He hadn’t seen you in years. Not since blood stained your shared paradise, not since the fire in your eyes had mirrored his—wild, loyal, and unrepentant. You had vanished like smoke, and he’d let you, though it tore something ancient and animal from his chest.
But fate is a glutton for drama.
He spotted you across the gallery, spine straight, gaze sharp, that crooked smile he used to taste in the dark still untouched by time. You looked at him like a challenge.
Hannibal moved toward you slowly, each step deliberate, eyes drinking you in like an old vintage finally uncorked.
“I thought I had imagined you,” he said softly, voice velvet-wrapped sin. “A fever dream I never quite recovered from.”
You smirked, and something in him burned.
The night bled into another, and suddenly you were beside him again—in his car, in his home, in his arms, just like before. The world could crumble, and you would still find one another in the ash.

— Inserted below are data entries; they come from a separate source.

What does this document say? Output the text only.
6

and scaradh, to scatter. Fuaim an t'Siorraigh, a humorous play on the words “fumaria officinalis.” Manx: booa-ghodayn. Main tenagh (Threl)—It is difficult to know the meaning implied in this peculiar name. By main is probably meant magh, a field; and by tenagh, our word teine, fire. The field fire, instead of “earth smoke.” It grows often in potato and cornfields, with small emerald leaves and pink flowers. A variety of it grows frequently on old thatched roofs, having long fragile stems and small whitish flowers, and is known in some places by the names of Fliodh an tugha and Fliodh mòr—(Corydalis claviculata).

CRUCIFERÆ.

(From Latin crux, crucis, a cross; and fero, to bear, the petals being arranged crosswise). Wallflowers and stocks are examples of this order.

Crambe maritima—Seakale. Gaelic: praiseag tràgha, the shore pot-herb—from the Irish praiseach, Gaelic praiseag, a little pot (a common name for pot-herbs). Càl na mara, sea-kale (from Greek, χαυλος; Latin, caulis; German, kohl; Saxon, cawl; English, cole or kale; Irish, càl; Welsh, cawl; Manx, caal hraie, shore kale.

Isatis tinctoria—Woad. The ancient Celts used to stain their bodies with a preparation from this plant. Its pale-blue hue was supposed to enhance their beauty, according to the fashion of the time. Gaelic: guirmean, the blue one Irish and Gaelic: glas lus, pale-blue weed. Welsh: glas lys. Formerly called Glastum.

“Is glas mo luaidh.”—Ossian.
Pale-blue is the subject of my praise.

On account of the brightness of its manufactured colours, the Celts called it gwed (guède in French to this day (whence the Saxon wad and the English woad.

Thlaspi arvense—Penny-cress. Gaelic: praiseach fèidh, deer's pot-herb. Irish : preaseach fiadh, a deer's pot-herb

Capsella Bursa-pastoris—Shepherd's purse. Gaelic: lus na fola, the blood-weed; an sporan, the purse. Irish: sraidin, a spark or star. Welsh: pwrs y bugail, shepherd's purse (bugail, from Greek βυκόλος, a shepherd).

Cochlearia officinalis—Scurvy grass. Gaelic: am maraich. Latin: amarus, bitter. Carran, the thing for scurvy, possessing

He poured wine with one hand, the other resting on your thigh.
“You still burn everything you touch?” he asked, lips grazing your ear.
Your smile was answer enough.
It wasn’t safe. It never had been. You were chaos in human skin, a mirror of him in all the worst ways. He murdered with art. You destroyed with instinct. Together, you were carnage dressed in elegance.
But you never betrayed him. Never flinched.
And when dawn crept in and you lay tangled in sheets, skin warmed by candlelight and sin, Hannibal leaned in close, his fingers laced with yours.
“They could never understand us,” he murmured. “But let them try.”
His kiss was a vow. Not of peace—but of loyalty. Of madness shared.